Explicit methods compute the new state entirely from the old state. They are simple and cheap per step, but they are conditionally stable: if your timestep is too large relative to your grid spacing and flow velocities, the solution will oscillate wildly and blow up. The stability limit is governed by the CFL condition (Courant-Friedrichs-Lewy), which essentially says that information should not travel more than one cell width per timestep.
Implicit methods compute the new state by solving a system of equations that couples the old state and the new state together. They are unconditionally stable - you can take arbitrarily large timesteps without blowing up - but each step requires solving a large sparse linear system, which is expensive. The trade-off is fewer, more expensive steps versus many cheap steps.
IMPES (Implicit Pressure, Explicit Saturation), which is the scheme BORES uses, is a compromise. The pressure equation is solved implicitly, giving unconditional stability for the pressure field. The saturation equation is then updated explicitly using the newly computed pressure field. This means pressure can change dramatically in a single step without instability, but the saturation update is still subject to CFL-like constraints. BORES handles this by monitoring the saturation change per step and reducing the timestep if it gets too large.
The IMPES approach is well-suited for problems where pressure changes are large and fast (like near wells) but saturation fronts move relatively slowly (like a waterflood advancing through a reservoir). This covers the majority of practical reservoir simulation scenarios. For problems where saturation changes are very sharp - like gas coning near a well - IMPES may require very small timesteps, and a fully implicit method might be more efficient. But for the typical field-scale simulation, IMPES offers an excellent balance of speed and robustness.
Where BORES Fits¶
BORES is a 3D three-phase black-oil simulator that uses the IMPES scheme on structured Cartesian grids. In the taxonomy of reservoir simulators, this places it firmly in the "general-purpose black-oil" category - the most commonly used type of simulator in the petroleum industry.

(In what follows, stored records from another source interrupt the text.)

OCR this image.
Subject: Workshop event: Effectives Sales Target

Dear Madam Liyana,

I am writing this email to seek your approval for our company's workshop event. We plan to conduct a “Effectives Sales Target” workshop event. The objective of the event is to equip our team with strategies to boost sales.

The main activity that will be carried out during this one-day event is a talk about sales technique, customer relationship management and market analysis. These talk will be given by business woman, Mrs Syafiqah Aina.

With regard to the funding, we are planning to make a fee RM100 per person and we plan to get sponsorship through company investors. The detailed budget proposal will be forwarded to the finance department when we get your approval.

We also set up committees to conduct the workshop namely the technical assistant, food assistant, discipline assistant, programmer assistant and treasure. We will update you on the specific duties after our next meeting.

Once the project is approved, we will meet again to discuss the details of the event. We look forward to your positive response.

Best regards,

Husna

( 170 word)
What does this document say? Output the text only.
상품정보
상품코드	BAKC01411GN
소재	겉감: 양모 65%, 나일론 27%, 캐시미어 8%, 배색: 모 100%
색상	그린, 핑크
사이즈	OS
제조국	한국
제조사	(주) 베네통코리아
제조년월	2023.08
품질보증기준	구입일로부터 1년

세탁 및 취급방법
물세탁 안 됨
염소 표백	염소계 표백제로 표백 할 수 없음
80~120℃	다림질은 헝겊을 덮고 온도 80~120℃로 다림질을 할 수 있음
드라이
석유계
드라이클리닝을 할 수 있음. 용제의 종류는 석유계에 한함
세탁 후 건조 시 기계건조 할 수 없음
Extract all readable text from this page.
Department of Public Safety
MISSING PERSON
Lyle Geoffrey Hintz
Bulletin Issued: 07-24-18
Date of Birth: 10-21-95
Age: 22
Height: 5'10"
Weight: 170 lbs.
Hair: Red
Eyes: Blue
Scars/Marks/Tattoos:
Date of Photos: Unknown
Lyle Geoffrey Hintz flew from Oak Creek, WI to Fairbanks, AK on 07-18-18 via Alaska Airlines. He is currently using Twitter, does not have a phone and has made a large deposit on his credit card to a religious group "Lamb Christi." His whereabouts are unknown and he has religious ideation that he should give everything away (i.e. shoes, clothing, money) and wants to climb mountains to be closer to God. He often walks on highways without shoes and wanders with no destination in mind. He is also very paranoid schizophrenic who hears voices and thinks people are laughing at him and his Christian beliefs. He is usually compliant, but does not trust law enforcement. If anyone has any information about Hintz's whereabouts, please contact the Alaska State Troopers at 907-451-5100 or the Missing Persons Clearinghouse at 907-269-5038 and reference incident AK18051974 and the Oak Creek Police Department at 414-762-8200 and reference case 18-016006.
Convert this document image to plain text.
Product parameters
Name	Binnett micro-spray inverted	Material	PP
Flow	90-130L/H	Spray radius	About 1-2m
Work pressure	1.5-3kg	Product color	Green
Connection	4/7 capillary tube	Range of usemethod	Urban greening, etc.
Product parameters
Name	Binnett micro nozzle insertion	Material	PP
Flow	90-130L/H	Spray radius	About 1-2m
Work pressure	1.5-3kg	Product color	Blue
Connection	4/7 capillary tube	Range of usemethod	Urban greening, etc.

What makes BORES different from commercial simulators like Eclipse, CMG IMEX, or tNavigator is not the physics (which are standard) but the interface. BORES is a Python library, not a standalone application with a proprietary input format. You define your reservoir model, configure your simulation, and analyze results using Python code - the same language you use for data science, machine learning, and automation. This means you can integrate reservoir simulation into larger workflows, parametrize models programmatically, and leverage the entire Python scientific ecosystem.
BORES is appropriate for conventional oil and gas reservoirs under primary depletion, waterflooding, and immiscible or miscible gas injection. It supports features like faults, fractures, aquifer models (Carter-Tracy), multiple well types, well schedules, and various boundary conditions. It is not the right tool for thermal recovery, compositional gas condensate modeling, or chemical flooding - those require specialized physics that are outside the black-oil framework.
For Python developers coming to reservoir simulation for the first time, BORES is designed to be the tool where you learn by doing. The API is designed to be readable, the error messages are informative, and you can inspect every intermediate result as a NumPy array. For reservoir engineers who want to move beyond the limitations of commercial GUI-based tools, BORES gives you full programmatic control over every aspect of the simulation.